On lessons to be learned from worrying…

July 19, 2008

Whether or not there is a gene for worrying — or indeed a gene for being a geneticist — a psychoanalytic story about worrying would try to persuade people to see that by worrying they are doing a number of interesting things, many of which may not have even occurred to them.
First, worry is an ironic form of hope. It is a way of looking forward to something — even if it’s something awful — and that implies a belief in the future. So worrying is a version of desiring; when we worry, we anticipate.
Second, each person has a very specific history of worrying that evolves over time. Each of us chooses certain things to worry about and chooses whom, if anybody, we will tell.

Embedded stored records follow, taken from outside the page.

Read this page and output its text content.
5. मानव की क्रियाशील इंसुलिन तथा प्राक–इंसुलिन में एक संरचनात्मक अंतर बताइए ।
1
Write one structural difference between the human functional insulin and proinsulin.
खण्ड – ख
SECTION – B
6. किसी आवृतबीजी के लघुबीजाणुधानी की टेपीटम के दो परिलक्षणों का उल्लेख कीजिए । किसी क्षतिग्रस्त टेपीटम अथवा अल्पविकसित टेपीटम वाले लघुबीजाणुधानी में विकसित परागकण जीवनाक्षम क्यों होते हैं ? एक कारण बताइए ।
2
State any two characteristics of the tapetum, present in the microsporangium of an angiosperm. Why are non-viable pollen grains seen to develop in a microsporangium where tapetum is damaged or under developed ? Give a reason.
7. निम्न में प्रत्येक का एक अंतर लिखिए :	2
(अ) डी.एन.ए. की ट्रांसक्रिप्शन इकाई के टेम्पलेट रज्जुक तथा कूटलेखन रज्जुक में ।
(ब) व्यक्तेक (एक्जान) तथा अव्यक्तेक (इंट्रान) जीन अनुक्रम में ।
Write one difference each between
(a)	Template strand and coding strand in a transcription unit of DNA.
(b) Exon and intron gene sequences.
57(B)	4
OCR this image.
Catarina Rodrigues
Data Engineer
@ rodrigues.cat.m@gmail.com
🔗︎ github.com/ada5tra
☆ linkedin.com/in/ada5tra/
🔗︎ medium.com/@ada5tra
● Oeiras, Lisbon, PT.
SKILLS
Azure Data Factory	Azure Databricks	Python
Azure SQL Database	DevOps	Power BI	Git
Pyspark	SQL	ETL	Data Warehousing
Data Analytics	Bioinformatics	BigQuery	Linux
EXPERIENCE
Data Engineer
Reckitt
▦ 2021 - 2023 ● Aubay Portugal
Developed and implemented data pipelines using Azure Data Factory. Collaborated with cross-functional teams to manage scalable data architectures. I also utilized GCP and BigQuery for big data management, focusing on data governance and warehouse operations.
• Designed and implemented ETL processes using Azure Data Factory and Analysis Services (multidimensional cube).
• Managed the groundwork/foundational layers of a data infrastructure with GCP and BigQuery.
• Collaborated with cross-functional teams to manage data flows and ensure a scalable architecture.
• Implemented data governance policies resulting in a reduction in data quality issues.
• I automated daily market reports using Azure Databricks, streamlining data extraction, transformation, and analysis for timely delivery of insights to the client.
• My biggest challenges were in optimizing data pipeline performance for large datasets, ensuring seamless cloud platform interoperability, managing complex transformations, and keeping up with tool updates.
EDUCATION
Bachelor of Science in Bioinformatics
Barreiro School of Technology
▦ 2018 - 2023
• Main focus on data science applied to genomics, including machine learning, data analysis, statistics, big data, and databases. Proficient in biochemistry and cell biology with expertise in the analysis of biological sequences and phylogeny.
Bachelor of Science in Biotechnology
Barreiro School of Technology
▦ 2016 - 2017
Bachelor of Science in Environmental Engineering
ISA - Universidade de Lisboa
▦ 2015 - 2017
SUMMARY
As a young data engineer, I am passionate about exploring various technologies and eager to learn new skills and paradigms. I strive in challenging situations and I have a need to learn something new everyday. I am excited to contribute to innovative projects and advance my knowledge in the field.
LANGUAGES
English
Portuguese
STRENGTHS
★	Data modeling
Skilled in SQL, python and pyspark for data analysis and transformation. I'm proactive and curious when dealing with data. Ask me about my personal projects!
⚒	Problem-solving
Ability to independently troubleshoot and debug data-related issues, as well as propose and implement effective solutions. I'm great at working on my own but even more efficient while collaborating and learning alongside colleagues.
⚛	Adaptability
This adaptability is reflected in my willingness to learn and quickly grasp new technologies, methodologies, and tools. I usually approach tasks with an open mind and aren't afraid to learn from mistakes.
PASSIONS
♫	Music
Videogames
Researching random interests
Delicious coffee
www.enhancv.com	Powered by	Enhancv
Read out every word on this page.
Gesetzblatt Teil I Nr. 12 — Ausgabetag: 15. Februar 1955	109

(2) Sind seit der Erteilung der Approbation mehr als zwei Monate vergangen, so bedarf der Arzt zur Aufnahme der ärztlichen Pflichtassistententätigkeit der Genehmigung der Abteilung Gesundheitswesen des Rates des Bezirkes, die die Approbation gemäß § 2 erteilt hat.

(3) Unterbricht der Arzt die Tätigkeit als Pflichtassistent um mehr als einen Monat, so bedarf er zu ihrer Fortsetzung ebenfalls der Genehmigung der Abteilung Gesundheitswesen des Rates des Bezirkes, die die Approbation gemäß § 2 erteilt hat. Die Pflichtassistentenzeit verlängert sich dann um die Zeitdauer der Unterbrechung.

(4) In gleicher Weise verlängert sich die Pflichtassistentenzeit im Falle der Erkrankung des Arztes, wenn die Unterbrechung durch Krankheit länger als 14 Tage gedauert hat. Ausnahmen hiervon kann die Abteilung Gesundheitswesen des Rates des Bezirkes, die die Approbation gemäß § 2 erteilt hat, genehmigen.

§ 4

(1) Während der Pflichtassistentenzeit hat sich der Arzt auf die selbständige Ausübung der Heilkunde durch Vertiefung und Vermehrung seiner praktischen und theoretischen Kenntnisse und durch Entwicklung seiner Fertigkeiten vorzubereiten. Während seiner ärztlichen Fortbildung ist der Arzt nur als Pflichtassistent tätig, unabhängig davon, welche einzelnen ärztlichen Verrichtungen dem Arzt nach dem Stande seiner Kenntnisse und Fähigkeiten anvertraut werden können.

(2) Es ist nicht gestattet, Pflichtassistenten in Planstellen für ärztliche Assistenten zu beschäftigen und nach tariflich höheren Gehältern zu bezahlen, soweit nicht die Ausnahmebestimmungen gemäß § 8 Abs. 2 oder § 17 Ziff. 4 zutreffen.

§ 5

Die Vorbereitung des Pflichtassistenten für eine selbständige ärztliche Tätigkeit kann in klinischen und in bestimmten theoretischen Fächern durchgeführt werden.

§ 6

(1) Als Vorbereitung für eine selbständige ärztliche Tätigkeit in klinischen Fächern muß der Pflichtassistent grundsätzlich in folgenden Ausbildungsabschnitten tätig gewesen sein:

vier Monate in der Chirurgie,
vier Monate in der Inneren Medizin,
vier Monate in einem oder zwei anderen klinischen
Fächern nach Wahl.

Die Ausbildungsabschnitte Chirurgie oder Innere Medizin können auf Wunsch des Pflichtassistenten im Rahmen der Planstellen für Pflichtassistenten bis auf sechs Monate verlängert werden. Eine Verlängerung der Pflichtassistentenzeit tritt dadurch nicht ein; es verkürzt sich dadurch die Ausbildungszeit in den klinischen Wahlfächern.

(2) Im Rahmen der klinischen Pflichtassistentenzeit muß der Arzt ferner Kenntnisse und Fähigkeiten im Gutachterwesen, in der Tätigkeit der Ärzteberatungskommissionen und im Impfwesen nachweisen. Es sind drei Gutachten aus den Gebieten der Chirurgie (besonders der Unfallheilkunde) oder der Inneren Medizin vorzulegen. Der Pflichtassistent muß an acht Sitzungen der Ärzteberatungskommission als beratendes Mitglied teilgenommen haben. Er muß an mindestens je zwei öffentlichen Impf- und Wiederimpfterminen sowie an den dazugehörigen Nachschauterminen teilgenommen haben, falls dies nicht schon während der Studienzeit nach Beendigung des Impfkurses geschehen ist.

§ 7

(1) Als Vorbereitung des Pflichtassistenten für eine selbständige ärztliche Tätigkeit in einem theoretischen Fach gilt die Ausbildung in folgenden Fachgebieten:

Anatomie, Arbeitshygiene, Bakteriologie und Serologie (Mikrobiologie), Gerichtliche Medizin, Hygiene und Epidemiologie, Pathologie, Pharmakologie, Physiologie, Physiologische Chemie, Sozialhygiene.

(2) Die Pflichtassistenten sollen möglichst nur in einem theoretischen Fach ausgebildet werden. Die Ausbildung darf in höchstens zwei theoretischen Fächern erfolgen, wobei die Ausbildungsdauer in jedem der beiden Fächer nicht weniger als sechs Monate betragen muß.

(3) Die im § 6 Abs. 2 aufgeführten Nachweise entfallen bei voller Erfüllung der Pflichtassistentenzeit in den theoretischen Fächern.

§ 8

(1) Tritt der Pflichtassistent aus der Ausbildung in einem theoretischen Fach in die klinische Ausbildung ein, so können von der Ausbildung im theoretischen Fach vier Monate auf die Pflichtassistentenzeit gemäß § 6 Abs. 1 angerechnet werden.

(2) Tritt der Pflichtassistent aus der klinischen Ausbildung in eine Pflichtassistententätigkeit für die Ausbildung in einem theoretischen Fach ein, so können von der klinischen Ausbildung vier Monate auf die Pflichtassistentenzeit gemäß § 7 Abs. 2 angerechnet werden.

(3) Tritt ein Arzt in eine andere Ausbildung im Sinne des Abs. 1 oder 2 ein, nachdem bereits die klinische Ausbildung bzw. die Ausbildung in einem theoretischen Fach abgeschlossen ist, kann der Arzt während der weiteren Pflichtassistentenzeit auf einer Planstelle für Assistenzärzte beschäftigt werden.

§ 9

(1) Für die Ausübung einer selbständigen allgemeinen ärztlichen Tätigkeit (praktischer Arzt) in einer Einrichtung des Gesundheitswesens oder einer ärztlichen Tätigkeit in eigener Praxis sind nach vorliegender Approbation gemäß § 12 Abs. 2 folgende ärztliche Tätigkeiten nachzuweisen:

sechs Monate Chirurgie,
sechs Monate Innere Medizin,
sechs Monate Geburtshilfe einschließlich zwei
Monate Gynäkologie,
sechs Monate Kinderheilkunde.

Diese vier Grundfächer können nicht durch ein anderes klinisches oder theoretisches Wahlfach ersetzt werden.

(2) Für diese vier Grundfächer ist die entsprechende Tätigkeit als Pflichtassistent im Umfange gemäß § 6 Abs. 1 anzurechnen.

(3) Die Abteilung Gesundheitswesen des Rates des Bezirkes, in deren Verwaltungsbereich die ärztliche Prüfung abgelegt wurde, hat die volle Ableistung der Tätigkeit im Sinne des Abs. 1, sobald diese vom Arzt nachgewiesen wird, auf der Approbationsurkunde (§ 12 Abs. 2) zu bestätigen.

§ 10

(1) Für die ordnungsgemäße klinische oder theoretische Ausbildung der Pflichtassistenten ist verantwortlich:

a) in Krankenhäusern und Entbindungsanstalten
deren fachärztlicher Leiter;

And the way our worries were received when we were children — whether our parents seemed horrified or indifferent or only too keen to hear about them — will leave us with a mostly unconscious set of expectations about what we can say and to whom. Worries, like secrets, are part of the essential currency of intimacy.
Last, but not least, worrying is a form of thinking. At one end of some imaginary spectrum, there is something akin to creative rumination. At the other end, there is the stalled thought of obsession. If worrying can persecute us, it can also work for us, as self-preparation. No stage fright, no performance.
In other words, if we can lop off the worry gene, what else might go with it? People without worries are people without self-doubt. And we know what people are capable of in states of ultimate conviction.